I am looking for an easy example of two transition systems that are LTL equivalent, but not trace equivalent.
I have read the proof of Trace Equivalence being finer than LTL Equivalence in the book "Principles of Model Checking" (Baier/Katoen) but I'm not sure I really understand it. I am unable to picture it, is there maybe a simple example that can visualize the difference?
Reading Baier and Katoen closely, they are considering both finite and infinite transition systems. See page 20 of that book for definitions.
First, take the simple transition system $EVEN$:
Lemma: No LTL formula recognizes the language $L_{even} = $Traces$(EVEN)$. A string $c \in L_{even}$ iff $c_i = a$ for even $i$. See Wolper '81. You can prove this by first showing that no LTL formula with $n$ "next-time" operators can distinguish the strings of the form $p^i\neg p p^\omega$ for $i> n$, by a simple induction.
Consider the following (infinite, non-deterministic) transition system $NOTEVEN$. Note that there are two different initial states:
Its traces are precisely $\{a,\neg a\}^\omega - L_{even}$.
Corollary to the Lemma: If $NOTEVEN \vDash \phi$ then $EVEN \not\vDash \neg\phi$
Now, consider this simple transition system $TOTAL$:
Its traces are clearly $\{a,\neg a\}^\omega$.
Thus, $NOTEVEN$ and $TOTAL$ are not trace equivalent.

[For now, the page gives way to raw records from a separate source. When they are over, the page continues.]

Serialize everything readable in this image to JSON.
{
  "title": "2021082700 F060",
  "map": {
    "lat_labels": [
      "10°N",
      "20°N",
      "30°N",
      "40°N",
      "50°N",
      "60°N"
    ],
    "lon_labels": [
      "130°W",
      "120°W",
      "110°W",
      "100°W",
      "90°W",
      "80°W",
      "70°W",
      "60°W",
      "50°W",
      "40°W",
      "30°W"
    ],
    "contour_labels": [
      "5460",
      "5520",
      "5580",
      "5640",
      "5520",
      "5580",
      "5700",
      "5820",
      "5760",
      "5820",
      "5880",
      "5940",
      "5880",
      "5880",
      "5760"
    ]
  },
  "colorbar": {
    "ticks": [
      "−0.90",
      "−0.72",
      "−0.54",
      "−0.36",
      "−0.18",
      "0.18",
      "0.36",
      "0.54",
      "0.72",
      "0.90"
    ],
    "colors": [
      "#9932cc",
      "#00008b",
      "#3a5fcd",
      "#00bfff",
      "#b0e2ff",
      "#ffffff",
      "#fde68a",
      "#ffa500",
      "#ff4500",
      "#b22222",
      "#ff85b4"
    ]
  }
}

Suppose they were LTL inequivalent. Then we would have an LTL formula $\phi$ such that $NOTEVEN \vDash \phi$ and $TOTAL \not\vDash \phi$. But then, $EVEN\vDash \neg\phi$. This is a contradiction.
Thanks to Sylvain for catching a stupid bug in the first version of this answer.

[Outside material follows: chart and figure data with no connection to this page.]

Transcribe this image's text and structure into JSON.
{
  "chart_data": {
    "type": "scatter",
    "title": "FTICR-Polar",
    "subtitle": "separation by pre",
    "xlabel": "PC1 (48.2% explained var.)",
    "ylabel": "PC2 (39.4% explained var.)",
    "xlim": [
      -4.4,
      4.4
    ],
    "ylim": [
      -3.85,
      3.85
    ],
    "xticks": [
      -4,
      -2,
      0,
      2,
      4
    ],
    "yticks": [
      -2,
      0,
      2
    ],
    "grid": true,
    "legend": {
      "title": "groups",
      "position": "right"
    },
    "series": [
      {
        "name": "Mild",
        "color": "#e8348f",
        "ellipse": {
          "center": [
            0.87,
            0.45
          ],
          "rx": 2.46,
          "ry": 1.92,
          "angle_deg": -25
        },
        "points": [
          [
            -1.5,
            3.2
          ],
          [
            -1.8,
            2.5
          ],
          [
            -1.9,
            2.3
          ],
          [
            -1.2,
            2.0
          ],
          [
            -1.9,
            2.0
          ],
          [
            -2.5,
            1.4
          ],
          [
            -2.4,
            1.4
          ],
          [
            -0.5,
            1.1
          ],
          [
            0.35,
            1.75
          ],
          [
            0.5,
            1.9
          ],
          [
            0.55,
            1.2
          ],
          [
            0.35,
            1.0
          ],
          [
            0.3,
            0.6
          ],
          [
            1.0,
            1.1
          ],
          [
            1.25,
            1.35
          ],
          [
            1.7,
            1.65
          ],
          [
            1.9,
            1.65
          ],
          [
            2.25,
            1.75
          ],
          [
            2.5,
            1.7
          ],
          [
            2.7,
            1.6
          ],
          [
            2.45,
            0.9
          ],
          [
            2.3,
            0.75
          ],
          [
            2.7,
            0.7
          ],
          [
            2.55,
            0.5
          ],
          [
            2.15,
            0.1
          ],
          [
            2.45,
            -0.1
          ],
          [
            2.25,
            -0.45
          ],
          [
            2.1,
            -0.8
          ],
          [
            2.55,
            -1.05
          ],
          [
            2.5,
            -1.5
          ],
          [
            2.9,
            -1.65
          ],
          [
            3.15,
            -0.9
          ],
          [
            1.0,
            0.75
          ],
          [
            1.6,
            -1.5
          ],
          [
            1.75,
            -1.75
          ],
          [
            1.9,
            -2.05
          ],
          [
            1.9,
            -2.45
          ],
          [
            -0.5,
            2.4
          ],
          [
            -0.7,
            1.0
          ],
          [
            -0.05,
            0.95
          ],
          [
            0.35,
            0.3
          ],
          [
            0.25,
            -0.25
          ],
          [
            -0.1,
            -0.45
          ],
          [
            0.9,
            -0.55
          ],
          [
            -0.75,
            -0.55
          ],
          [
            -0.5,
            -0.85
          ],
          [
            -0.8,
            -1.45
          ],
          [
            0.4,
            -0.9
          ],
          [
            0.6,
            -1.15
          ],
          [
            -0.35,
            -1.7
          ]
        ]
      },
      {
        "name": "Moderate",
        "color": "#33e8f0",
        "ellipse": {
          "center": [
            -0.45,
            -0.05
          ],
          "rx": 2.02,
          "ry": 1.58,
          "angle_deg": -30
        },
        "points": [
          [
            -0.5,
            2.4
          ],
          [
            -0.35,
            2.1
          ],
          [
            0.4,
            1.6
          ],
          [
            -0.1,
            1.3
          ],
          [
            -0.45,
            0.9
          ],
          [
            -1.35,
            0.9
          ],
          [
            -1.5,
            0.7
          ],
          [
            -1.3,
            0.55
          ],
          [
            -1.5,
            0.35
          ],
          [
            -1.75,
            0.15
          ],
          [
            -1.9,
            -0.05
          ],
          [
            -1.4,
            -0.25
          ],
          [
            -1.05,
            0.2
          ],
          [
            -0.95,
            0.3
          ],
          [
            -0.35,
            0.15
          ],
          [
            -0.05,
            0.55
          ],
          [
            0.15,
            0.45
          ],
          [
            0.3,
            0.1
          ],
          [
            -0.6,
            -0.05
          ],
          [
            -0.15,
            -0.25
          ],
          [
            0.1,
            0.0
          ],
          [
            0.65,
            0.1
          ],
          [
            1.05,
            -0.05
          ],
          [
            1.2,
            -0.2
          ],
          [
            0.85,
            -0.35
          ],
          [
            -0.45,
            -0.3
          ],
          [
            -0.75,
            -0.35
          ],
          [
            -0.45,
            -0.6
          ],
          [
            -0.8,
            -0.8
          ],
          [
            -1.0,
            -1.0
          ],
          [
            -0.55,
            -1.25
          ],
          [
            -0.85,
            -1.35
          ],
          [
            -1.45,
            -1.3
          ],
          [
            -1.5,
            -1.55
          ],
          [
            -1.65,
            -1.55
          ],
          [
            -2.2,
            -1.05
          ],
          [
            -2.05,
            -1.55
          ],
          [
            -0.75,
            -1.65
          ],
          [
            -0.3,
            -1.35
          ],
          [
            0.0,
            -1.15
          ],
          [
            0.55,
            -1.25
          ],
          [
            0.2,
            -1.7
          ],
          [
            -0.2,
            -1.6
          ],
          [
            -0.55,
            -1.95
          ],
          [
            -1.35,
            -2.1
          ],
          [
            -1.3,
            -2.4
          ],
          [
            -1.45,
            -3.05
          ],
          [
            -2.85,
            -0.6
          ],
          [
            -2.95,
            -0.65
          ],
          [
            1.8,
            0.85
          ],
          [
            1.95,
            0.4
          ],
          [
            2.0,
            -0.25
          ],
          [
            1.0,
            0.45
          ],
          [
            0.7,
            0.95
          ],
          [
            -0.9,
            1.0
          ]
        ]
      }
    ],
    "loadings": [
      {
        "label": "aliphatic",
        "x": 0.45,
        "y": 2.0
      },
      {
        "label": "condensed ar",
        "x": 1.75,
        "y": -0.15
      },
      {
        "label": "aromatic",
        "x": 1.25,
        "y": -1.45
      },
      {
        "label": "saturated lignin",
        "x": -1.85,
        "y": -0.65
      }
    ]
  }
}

If your LTL definition includes the "next" operator, then the following applies. You have two sets of traces $A$ and $B$ . Let $b$ be any finite prefix of a trace in $B$. $b$ must also be a finite prefix of a trace in $A$, because otherwise you can convert this to a formula that is just a series of next-operators that detects the difference. Therefore every finite prefix of a $B$-word needs to be a finite prefix of an $A$-word and vice versa. This means that if $A \not= B$, there needs to be a word in $b$ so that all its finite prefixes appear in $A$ but $b$ in itself does not appear in $A$. If $A$ and $B$ are generated by finite transition systems I think this is impossible. Assuming infinite transition systems, you can define
$A = \{a,b\}^\omega$ and $B = A \setminus \{w\}$ where $w$ is e.g. the infinite word $aba^2b^2a^3b^3a^4b^4\cdots$.
Any LTL formula that holds universally for $A$ will hold universally for $B$ because $B$ is a subset of $A$. Any LTL formula that holds for $B$ also holds for $A$; for the sake of contradiction, assume not, but that $\varphi$ holds for every element of $B$ (i.e. for every element of the universe expect for the word $w$) but not for $w$. Then $\neg\varphi$ evaluates to true on $w$ but not on any other word of the universe (and LTL is closed under negation), and there is no LTL formula that can be true only for $w$ as every Buchi automaton that accepts only one infinite word must be strictly cyclic whereas $w$ is not.